3 juli 2007

CD&VATICAAN (2), De Vlag en De Leeuw

Onmiddellijk na zijn aantreden als Minister-President van de Belgische regio "Vlaanderen, liet Kris Peeters aan de media weten dat hij nog nooit met een leeuwenvlag had gezwaaid. IJzerbedevaarten zijn hem vreemd, en blijkbaar moet dat iets “geruststellends” hebben.

"Wat niet is kan nog komen"
, zal men bij N-VA denken. De opmerking van Peeters is in de eerste plaats een expressie van het personalisme van de nieuwe Minister-President.

Een gevolg van een personalistisch perspectief op de samenleving is immers een volstrekt gebrekkige sociologische analyse, waarbij maatschappelijke fenomenen uitsluitend verklaard worden door de karakterologie van de beleidsmensen, van de "herders". Wat maakt het nu uit voor de burgers of Kris Peeters een regelmatige bezoeker was van de IJzerwake of IJzerbedevaart? Hij is lid van CD&V/N-VA.

Hoe denkt Kris Peeters over de toekomst van België? Eenvoudig: als een rasechte confederalist, volledig naar de partijlijn van CD&V. Hij zegt:

"De solidariteit met een Waalse gehandicapte of met om het even wie het daar moeilijk heeft, vind ik, vanzelfsprekend....Ik wil wel een staatshervorming, maar het gaat er mij daarbij niet om om de solidariteit te verbreken, wel om het rationeel aanpakken van problemen waar zowel Vlamingen als Walen beter van worden. ...Er zijn de vijf resoluties van het Vlaams parlement uit 1999" (DM, 30 juni 2007)

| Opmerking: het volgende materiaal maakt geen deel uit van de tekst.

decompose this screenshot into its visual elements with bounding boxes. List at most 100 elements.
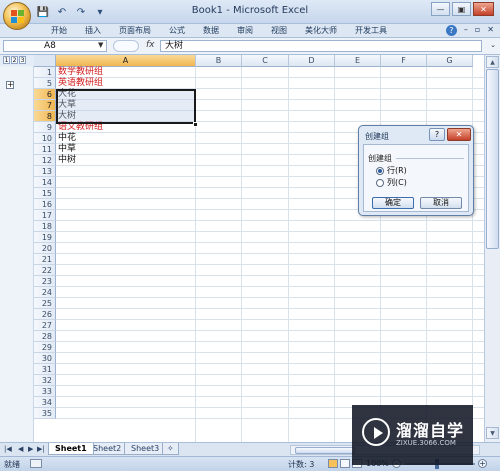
sheet-tab-1[interactable]: Sheet1 — [48, 443, 94, 455]
row-header[interactable]: 6 — [34, 89, 56, 100]
row-header[interactable]: 12 — [34, 155, 56, 166]
row-header[interactable]: 23 — [34, 276, 56, 287]
row-header[interactable]: 19 — [34, 232, 56, 243]
row-header[interactable]: 29 — [34, 342, 56, 353]
cell[interactable]: 中草 — [58, 144, 76, 155]
column-header[interactable]: D — [289, 55, 335, 67]
row-header[interactable]: 25 — [34, 298, 56, 309]
dialog-close-button[interactable]: ✕ — [447, 128, 471, 141]
vertical-scroll-thumb[interactable] — [486, 69, 499, 249]
row-header[interactable]: 11 — [34, 144, 56, 155]
outline-level-2-button[interactable]: 2 — [11, 56, 18, 64]
row-header[interactable]: 20 — [34, 243, 56, 254]
tab-beautify[interactable]: 美化大师 — [296, 25, 346, 37]
row-header[interactable]: 26 — [34, 309, 56, 320]
row-header[interactable]: 28 — [34, 331, 56, 342]
prev-sheet-icon[interactable]: ◀ — [18, 445, 23, 453]
row-header[interactable]: 21 — [34, 254, 56, 265]
formula-input[interactable]: 大树 — [160, 40, 482, 52]
horizontal-scroll-thumb[interactable] — [295, 447, 355, 454]
column-header[interactable]: A — [56, 55, 196, 67]
row-header[interactable]: 34 — [34, 397, 56, 408]
scroll-up-icon[interactable]: ▲ — [486, 56, 499, 68]
select-all-corner[interactable] — [34, 55, 56, 67]
page-layout-view-icon[interactable] — [340, 459, 350, 468]
row-header[interactable]: 22 — [34, 265, 56, 276]
minimize-button[interactable]: — — [431, 2, 450, 16]
close-button[interactable]: ✕ — [473, 2, 494, 16]
tab-review[interactable]: 审阅 — [228, 25, 262, 37]
columns-option[interactable]: 列(C) — [376, 177, 407, 188]
name-box[interactable]: A8 — [3, 40, 107, 52]
expand-group-icon[interactable]: + — [6, 81, 14, 89]
expand-formula-bar-icon[interactable]: ⌄ — [490, 41, 496, 49]
sheet-tab-3[interactable]: Sheet3 — [124, 443, 167, 455]
ribbon-minimize-button[interactable]: – — [464, 25, 468, 36]
row-header[interactable]: 9 — [34, 122, 56, 133]
fill-handle[interactable] — [193, 122, 198, 127]
column-header[interactable]: B — [196, 55, 242, 67]
worksheet-grid[interactable]: ABCDEFG 1 5 6 7 8 9 10 11 12 13 14 15 16 17 18 19 20 21 22… — [34, 55, 484, 442]
name-box-dropdown-icon[interactable]: ▼ — [98, 41, 103, 49]
dialog-help-button[interactable]: ? — [429, 128, 445, 141]
first-sheet-icon[interactable]: |◀ — [4, 445, 12, 453]
tab-data[interactable]: 数据 — [194, 25, 228, 37]
ok-button[interactable]: 确定 — [372, 197, 414, 209]
rows-radio[interactable] — [376, 166, 384, 175]
row-header[interactable]: 24 — [34, 287, 56, 298]
cell[interactable]: 数学教研组 — [58, 67, 103, 78]
formula-bar-buttons[interactable] — [113, 40, 139, 52]
rows-option[interactable]: 行(R) — [376, 165, 407, 176]
tab-home[interactable]: 开始 — [42, 25, 76, 37]
scroll-down-icon[interactable]: ▼ — [486, 427, 499, 439]
columns-radio[interactable] — [376, 178, 384, 187]
row-header[interactable]: 30 — [34, 353, 56, 364]
row-header[interactable]: 27 — [34, 320, 56, 331]
help-icon[interactable]: ? — [445, 25, 457, 36]
row-header[interactable]: 8 — [34, 111, 56, 122]
ribbon-restore-button[interactable]: ▫ — [475, 25, 480, 36]
next-sheet-icon[interactable]: ▶ — [28, 445, 33, 453]
column-header[interactable]: E — [335, 55, 381, 67]
office-button[interactable] — [3, 2, 31, 30]
cell[interactable]: 英语教研组 — [58, 78, 103, 89]
ribbon-close-button[interactable]: ✕ — [487, 25, 494, 36]
row-header[interactable]: 5 — [34, 78, 56, 89]
row-header[interactable]: 1 — [34, 67, 56, 78]
row-header[interactable]: 15 — [34, 188, 56, 199]
row-header[interactable]: 32 — [34, 375, 56, 386]
row-header[interactable]: 7 — [34, 100, 56, 111]
column-header[interactable]: C — [242, 55, 289, 67]
tab-insert[interactable]: 插入 — [76, 25, 110, 37]
row-header[interactable]: 35 — [34, 408, 56, 419]
row-header[interactable]: 10 — [34, 133, 56, 144]
row-header[interactable]: 33 — [34, 386, 56, 397]
insert-function-icon[interactable]: fx — [146, 40, 155, 50]
last-sheet-icon[interactable]: ▶| — [37, 445, 45, 453]
outline-level-1-button[interactable]: 1 — [3, 56, 10, 64]
row-header[interactable]: 14 — [34, 177, 56, 188]
tab-view[interactable]: 视图 — [262, 25, 296, 37]
vertical-scrollbar[interactable]: ▲ ▼ — [484, 55, 500, 442]
insert-sheet-icon[interactable]: ✧ — [162, 443, 179, 455]
selected-range — [56, 89, 196, 124]
cell[interactable]: 中花 — [58, 133, 76, 144]
tab-formulas[interactable]: 公式 — [160, 25, 194, 37]
column-header[interactable]: G — [427, 55, 473, 67]
row-header[interactable]: 17 — [34, 210, 56, 221]
row-header[interactable]: 31 — [34, 364, 56, 375]
row-header[interactable]: 18 — [34, 221, 56, 232]
tab-page-layout[interactable]: 页面布局 — [110, 25, 160, 37]
outline-level-3-button[interactable]: 3 — [19, 56, 26, 64]
cancel-button[interactable]: 取消 — [420, 197, 462, 209]
zoom-in-icon[interactable]: + — [478, 459, 487, 468]
restore-button[interactable]: ▣ — [452, 2, 471, 16]
column-header[interactable]: F — [381, 55, 427, 67]
row-header[interactable]: 16 — [34, 199, 56, 210]
cell[interactable]: 中树 — [58, 155, 76, 166]
macro-record-icon[interactable] — [30, 459, 42, 468]
tab-developer[interactable]: 开发工具 — [346, 25, 396, 37]
normal-view-icon[interactable] — [328, 459, 338, 468]
rows-option-label: 行(R) — [387, 166, 407, 175]
row-header[interactable]: 13 — [34, 166, 56, 177]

En die 5 Vlaamse resoluties nam hij mee naar zijn onderhoud met de informateur, Didier Reynders, voor wie ze uiteraard oud nieuws waren. Maar vooral blijkt uit dit citaat van Kris Peeters de simplistische visie dat de discussie over unitarisme/federalisme/separatisme/confederalisme alleen over armen-solidariteit gaat, en niet over samenlevingsmodellen.

Zowel Cd&V als N-VA houden er tegenover "Wallonië" een koloniale visie op na: van het ogenblik dat het geld kost, moet het worden afgestoten. Bij wijze van ontwikkelingshulp, willen ze echter nog wel wat nonnekes en paterkes sturen, op missie in het verre Walenland.

Voor CD&V is het "Vlaamse Volk" door God gekozen, misschien zelfs uitverkoren, in elk geval Gods schepping. België, als een natie die niet samenvalt met Gods wensenboek, is dus des duivels, een creatie van Het Beest, “kunstmatig” in hedendaags CD&V-jargon.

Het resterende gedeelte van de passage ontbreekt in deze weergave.